Conclusion: if you have to read it, read it; if not, Wikipedia should suffice.
David Robie’s “Blood on their Banner: Nationalist Struggles in the South Pacific” is a comprehensive and outstanding work on the struggles of the peoples of the South Pacific against colonialism and for the right to self-determination. No other work on the South Pacific compares in the amount detail and information contained in Robie’s book, not even Andre Vltchek’s “Oceania: Neocolonialism, Nukes and Bones”. “Although most Western news coverage of the Pacific islands continues to give an impression of the region as a tourist dream world of sun-drenched atolls, sandy beaches and coconut economies where the biggest events are the occasional cyclone or hurricane,” Robie writes, “the reality is quite different. “The ugly side of Oceania involves genocide, assassination, guerilla warfare, and, most recently, a military takeover and an abortive constitutional coup” (pp. 14-15).
Robie’s book covers a wide range of issues: U.S. and French nuclear tests on Bikini and Moruroa, respectively, and the struggle to make the South Pacific nuclear free; Indonesia’s occupation and genocide in East Timor and West Papua; the 1987 military coup d’état in Fiji; the assassination of Palau’s first president Haruo Remeliik; Vanuatu’s struggle with French backed separatists in Espiritu Santo (known as the “Coconut War”); New Zealand and Australian neocolonialism; guerilla warfare and apartheid in New Caledonia; etc.

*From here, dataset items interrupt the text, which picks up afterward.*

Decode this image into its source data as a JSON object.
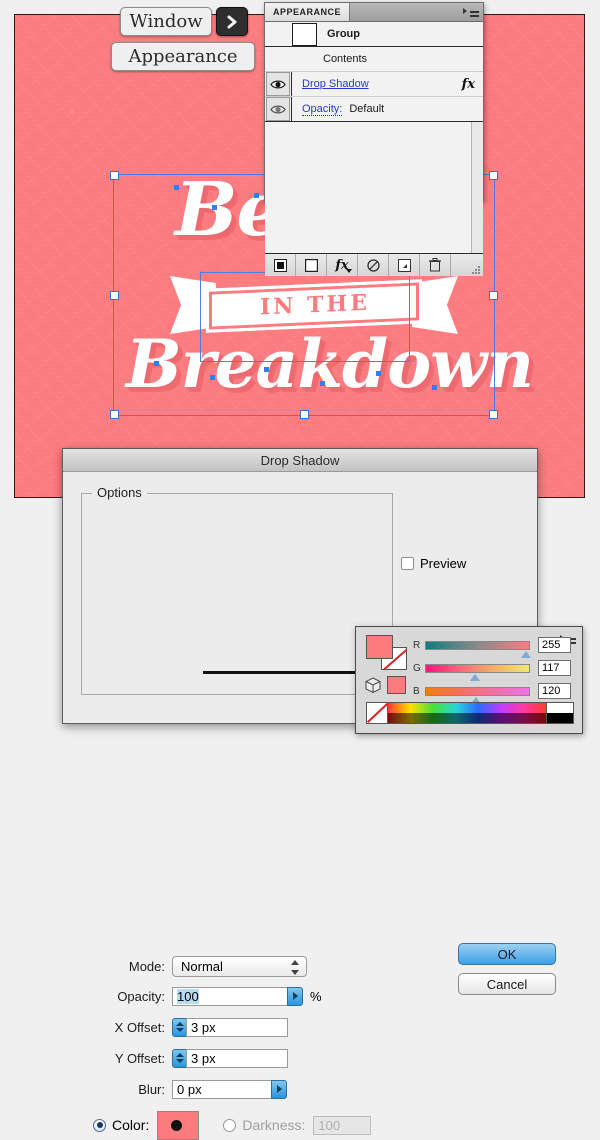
{
  "canvas": {
    "background_color": "#FC7B7F",
    "artwork": {
      "line1": "Beauty",
      "ribbon_text": "IN THE",
      "line2": "Breakdown"
    }
  },
  "callout_buttons": {
    "window": "Window",
    "appearance": "Appearance",
    "arrow_icon": "chevron-right-icon"
  },
  "appearance_panel": {
    "tab_label": "APPEARANCE",
    "menu_icon": "panel-menu-icon",
    "rows": [
      {
        "label": "Group",
        "style": "bold",
        "has_swatch": true,
        "has_eye": false
      },
      {
        "label": "Contents",
        "style": "plain",
        "has_swatch": false,
        "has_eye": false
      },
      {
        "label": "Drop Shadow",
        "style": "link",
        "has_eye": true,
        "fx": "fx"
      },
      {
        "label": "Opacity:",
        "value": "Default",
        "style": "link-dotted",
        "has_eye": true
      }
    ],
    "footer_icons": [
      "add-new-fill-icon",
      "add-new-stroke-icon",
      "add-new-effect-icon",
      "clear-appearance-icon",
      "duplicate-item-icon",
      "delete-item-icon",
      "resize-grip-icon"
    ]
  },
  "dialog": {
    "title": "Drop Shadow",
    "options_legend": "Options",
    "fields": {
      "mode_label": "Mode:",
      "mode_value": "Normal",
      "opacity_label": "Opacity:",
      "opacity_value": "100",
      "opacity_unit": "%",
      "x_offset_label": "X Offset:",
      "x_offset_value": "3 px",
      "y_offset_label": "Y Offset:",
      "y_offset_value": "3 px",
      "blur_label": "Blur:",
      "blur_value": "0 px",
      "color_label": "Color:",
      "color_value": "#FC7B7F",
      "darkness_label": "Darkness:",
      "darkness_value": "100"
    },
    "buttons": {
      "ok": "OK",
      "cancel": "Cancel",
      "preview": "Preview"
    }
  },
  "color_panel": {
    "menu_icon": "panel-menu-icon",
    "fill_color": "#FC7B7F",
    "stroke_color": "none",
    "channels": [
      {
        "name": "R",
        "value": "255",
        "thumb_pct": 99
      },
      {
        "name": "G",
        "value": "117",
        "thumb_pct": 46
      },
      {
        "name": "B",
        "value": "120",
        "thumb_pct": 47
      }
    ]
  }
}
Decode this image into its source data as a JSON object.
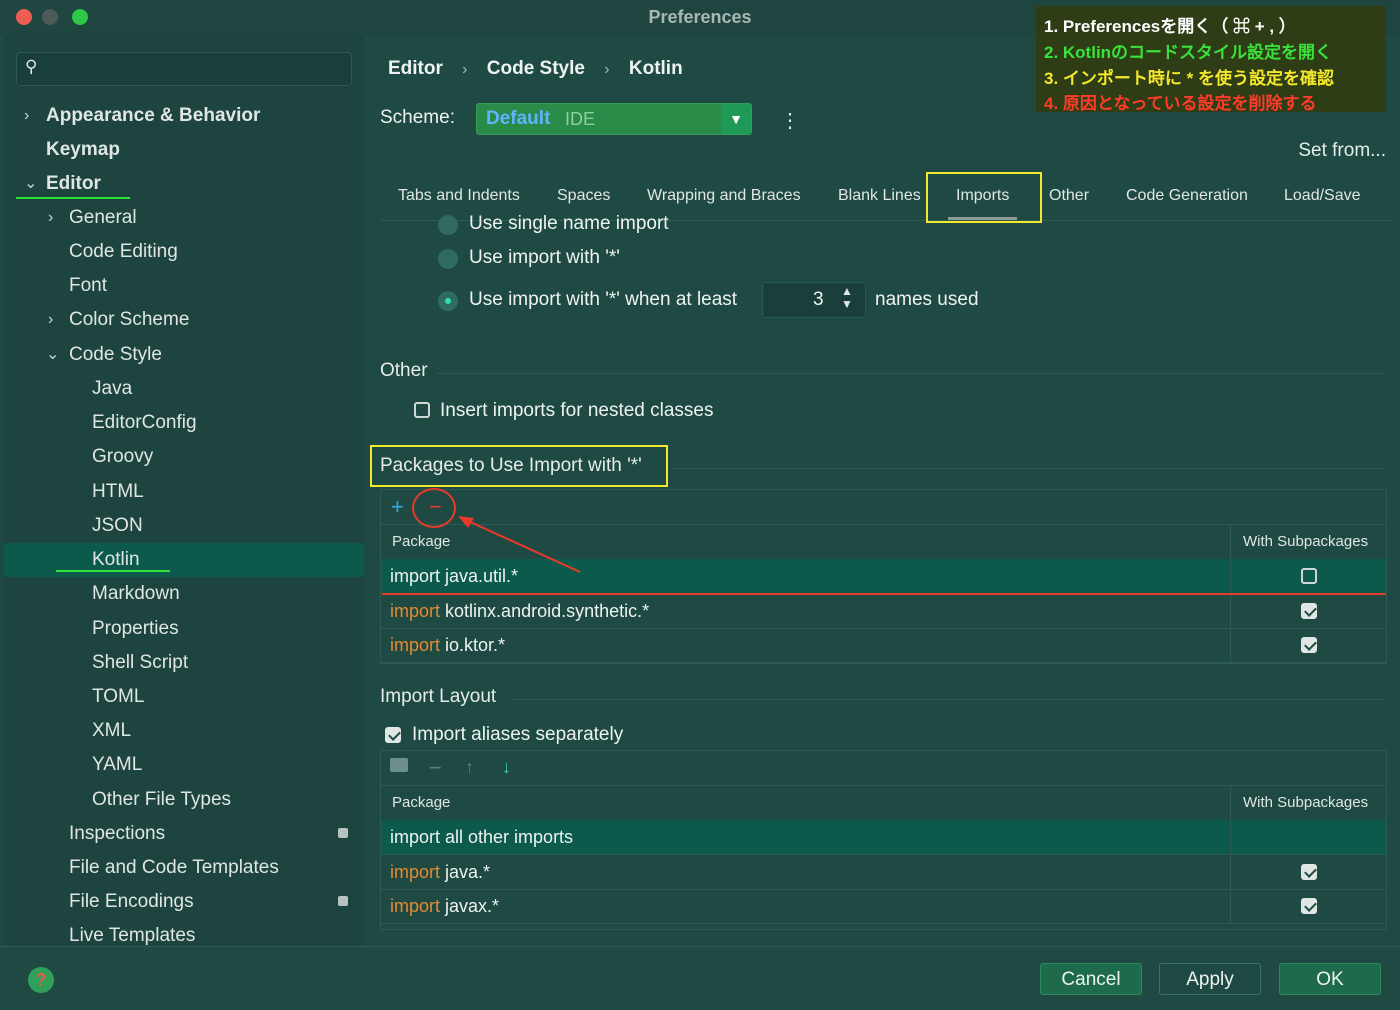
{
  "window": {
    "title": "Preferences"
  },
  "search": {
    "placeholder": ""
  },
  "sidebar": {
    "items": [
      {
        "label": "Appearance & Behavior"
      },
      {
        "label": "Keymap"
      },
      {
        "label": "Editor"
      },
      {
        "label": "General"
      },
      {
        "label": "Code Editing"
      },
      {
        "label": "Font"
      },
      {
        "label": "Color Scheme"
      },
      {
        "label": "Code Style"
      },
      {
        "label": "Java"
      },
      {
        "label": "EditorConfig"
      },
      {
        "label": "Groovy"
      },
      {
        "label": "HTML"
      },
      {
        "label": "JSON"
      },
      {
        "label": "Kotlin"
      },
      {
        "label": "Markdown"
      },
      {
        "label": "Properties"
      },
      {
        "label": "Shell Script"
      },
      {
        "label": "TOML"
      },
      {
        "label": "XML"
      },
      {
        "label": "YAML"
      },
      {
        "label": "Other File Types"
      },
      {
        "label": "Inspections"
      },
      {
        "label": "File and Code Templates"
      },
      {
        "label": "File Encodings"
      },
      {
        "label": "Live Templates"
      }
    ]
  },
  "breadcrumb": {
    "items": [
      "Editor",
      "Code Style",
      "Kotlin"
    ],
    "sep": "›"
  },
  "scheme": {
    "label": "Scheme:",
    "value": "Default",
    "suffix": "IDE"
  },
  "set_from": "Set from...",
  "tabs": [
    "Tabs and Indents",
    "Spaces",
    "Wrapping and Braces",
    "Blank Lines",
    "Imports",
    "Other",
    "Code Generation",
    "Load/Save"
  ],
  "imports": {
    "options": [
      {
        "label": "Use single name import",
        "selected": false
      },
      {
        "label": "Use import with '*'",
        "selected": false
      },
      {
        "label": "Use import with '*' when at least",
        "selected": true
      }
    ],
    "count": "3",
    "names_used": "names used"
  },
  "other": {
    "title": "Other",
    "nested_label": "Insert imports for nested classes",
    "nested_checked": false
  },
  "packages": {
    "title": "Packages to Use Import with '*'",
    "col_package": "Package",
    "col_sub": "With Subpackages",
    "rows": [
      {
        "kw": "",
        "text": "import java.util.*",
        "sub": false
      },
      {
        "kw": "import",
        "text": "kotlinx.android.synthetic.*",
        "sub": true
      },
      {
        "kw": "import",
        "text": "io.ktor.*",
        "sub": true
      }
    ]
  },
  "layout": {
    "title": "Import Layout",
    "aliases_label": "Import aliases separately",
    "aliases_checked": true,
    "col_package": "Package",
    "col_sub": "With Subpackages",
    "rows": [
      {
        "kw": "",
        "text": "import all other imports",
        "sub": null
      },
      {
        "kw": "import",
        "text": "java.*",
        "sub": true
      },
      {
        "kw": "import",
        "text": "javax.*",
        "sub": true
      }
    ]
  },
  "footer": {
    "cancel": "Cancel",
    "apply": "Apply",
    "ok": "OK",
    "help": "?"
  },
  "annotation": {
    "step1": "1. Preferencesを開く（ ⌘ + , ）",
    "step2": "2. Kotlinのコードスタイル設定を開く",
    "step3": "3. インポート時に * を使う設定を確認",
    "step4": "4. 原因となっている設定を削除する",
    "colors": {
      "step1": "#ffffff",
      "step2": "#39e23a",
      "step3": "#f3e829",
      "step4": "#ff3b2a"
    }
  },
  "colors": {
    "highlight_yellow": "#f3e829",
    "marker_red": "#e8392a",
    "marker_green": "#2fe03a",
    "keyword": "#e58a2e"
  }
}
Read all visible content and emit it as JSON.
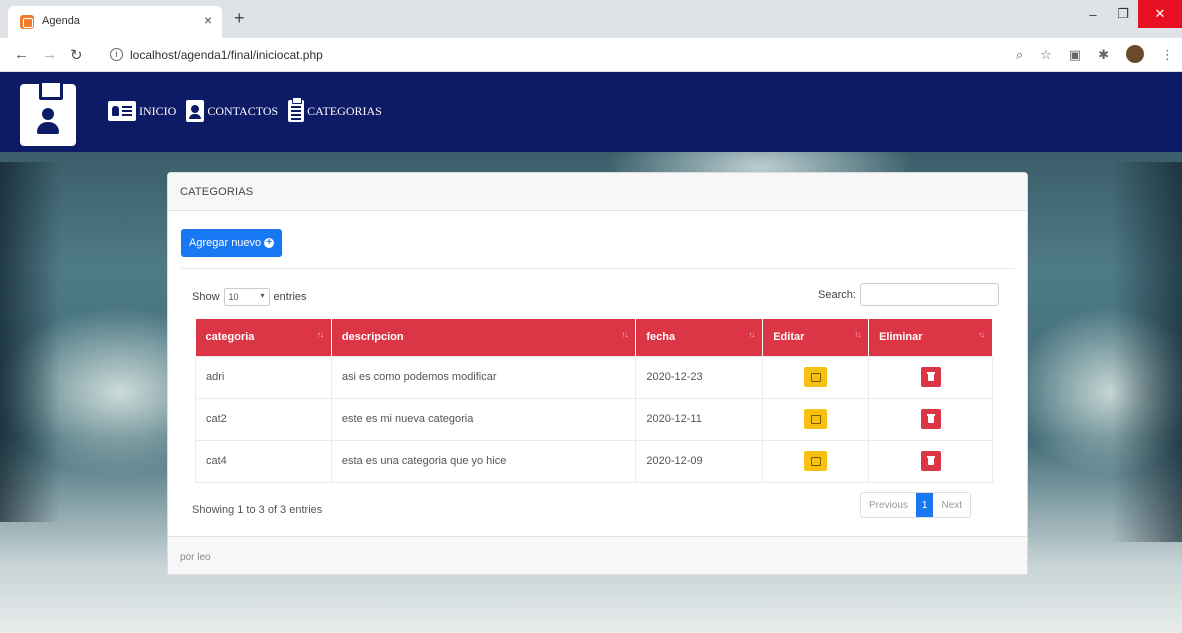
{
  "browser": {
    "tab_title": "Agenda",
    "tab_close": "×",
    "new_tab": "+",
    "url": "localhost/agenda1/final/iniciocat.php",
    "minimize": "–",
    "restore": "❐",
    "close": "✕"
  },
  "navbar": {
    "links": [
      {
        "label": "INICIO",
        "icon": "id-card-icon"
      },
      {
        "label": "CONTACTOS",
        "icon": "contact-book-icon"
      },
      {
        "label": "CATEGORIAS",
        "icon": "clipboard-list-icon"
      }
    ]
  },
  "card": {
    "header": "CATEGORIAS",
    "add_button": "Agregar nuevo",
    "footer": "por leo"
  },
  "table_controls": {
    "show_label": "Show",
    "entries_value": "10",
    "entries_label": "entries",
    "search_label": "Search:"
  },
  "table": {
    "columns": [
      "categoria",
      "descripcion",
      "fecha",
      "Editar",
      "Eliminar"
    ],
    "rows": [
      {
        "categoria": "adri",
        "descripcion": "asi es como podemos modificar",
        "fecha": "2020-12-23"
      },
      {
        "categoria": "cat2",
        "descripcion": "este es mi nueva categoria",
        "fecha": "2020-12-11"
      },
      {
        "categoria": "cat4",
        "descripcion": "esta es una categoria que yo hice",
        "fecha": "2020-12-09"
      }
    ]
  },
  "footer_info": {
    "showing": "Showing 1 to 3 of 3 entries",
    "previous": "Previous",
    "page": "1",
    "next": "Next"
  },
  "colors": {
    "navbar": "#0d1a66",
    "header_row": "#dc3545",
    "primary": "#1877f2",
    "edit": "#f7c20f"
  }
}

I have read some books but not a lot on this region of the world, including Michael C. Howard’s “Fiji: Race and Politics in an Island State” and Andre Vltchek’s “Oceania: Neocolonialism, Nukes and Bones”. Honestly, besides the military coups and tensions between indigenous Fijians and Indo-Fijians in Fiji, nuclear weapons testing and radioactive fallout, and the wars in East Timor and West Papua, I was totally unaware of everything else in this book. Apartheid and guerrilla warfare in New Caledonia!? Katanga-like, French-supported secession in Vanuatu?! The assassination of Palau’s first president? French spies sabotaging anti-nuclear vessels and protests?! None of this should have come as a surprise to me, but I suppose I was taken in by the sun-drenched atolls and sandy beaches more than I expected.